This year's season for sage grouse is scheduled for Sept. 25 to Oct. 9.

Last year, 8,944 grouse were bagged by Nevada hunters. Between 3,000 and 5,000 were taken in each of the previous four years.

Washington state ended hunting for sage grouse 20 years ago, but that has not resulted in the bird's population growing there, Espinosa said.

Wyoming and Utah are among other states that allow sage grouse hunting. It is allowed in parts of Colorado and Idaho, but a Forest Service expert in Idaho suggested this week that the state temporarily suspend hunting.

In March 2010, U.S. Fish and Wildlife officials declared listing for the greater sage grouse is "warranted but precluded" across its range of 11 Western states. That means federal scientists think listing would be justified, but other species in trouble have a higher priority.
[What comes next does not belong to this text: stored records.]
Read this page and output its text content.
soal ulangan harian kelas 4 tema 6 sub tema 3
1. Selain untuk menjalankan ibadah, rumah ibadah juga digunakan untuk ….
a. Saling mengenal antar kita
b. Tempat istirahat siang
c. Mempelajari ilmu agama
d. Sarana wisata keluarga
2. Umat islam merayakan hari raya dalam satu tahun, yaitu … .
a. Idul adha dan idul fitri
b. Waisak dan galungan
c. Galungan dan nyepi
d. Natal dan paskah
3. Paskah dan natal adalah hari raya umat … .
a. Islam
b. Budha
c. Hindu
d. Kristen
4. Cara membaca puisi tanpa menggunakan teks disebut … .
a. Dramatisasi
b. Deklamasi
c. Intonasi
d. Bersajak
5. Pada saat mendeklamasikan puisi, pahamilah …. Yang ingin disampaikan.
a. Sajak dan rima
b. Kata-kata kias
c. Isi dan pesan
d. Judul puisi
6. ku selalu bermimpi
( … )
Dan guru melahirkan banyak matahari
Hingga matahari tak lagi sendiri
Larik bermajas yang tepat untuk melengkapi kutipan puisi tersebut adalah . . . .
The population of the chicken-sized bird has declined for decades, and it occupies only about half of its original year-round habitat, experts said.

Vogler, ranching's representative on the wildlife panel, sees a threat posed by a possible listing to Nevada's agricultural and mining industries.

"The sage hen is going to be our spotted owl," Vogler said, comparing the situation to the issue that affected the timber industry in the Pacific Northwest.

Doing away with grouse hunting might send a needed signal that Nevada is taking steps to protect the bird and that federal intervention is unnecessary, Vogler said.

"If we're killing 9,000 of them a year, wouldn't that be 9,000 more of them? That's 9,000 more reasons they shouldn't be on the Endangered Species List," he said. "We don't need the federal government to tell us how to do this."

Espinosa said Nevada is taking steps to protect the bird, including limiting the hunting harvest to no more than 10 percent of the bird's peak fall population.

Since 2001, the Nevada Department of Wildlife has implemented 27 sage grouse habitat improvement projects, with 71,348 acres treated at a cost of $2.3 million, officials said.

Espinosa said doing away with the hunting season also would do away with a valuable tool for collecting information on sage grouse. Wings are turned in by hunters and provide data on bird numbers, gender and nesting activity.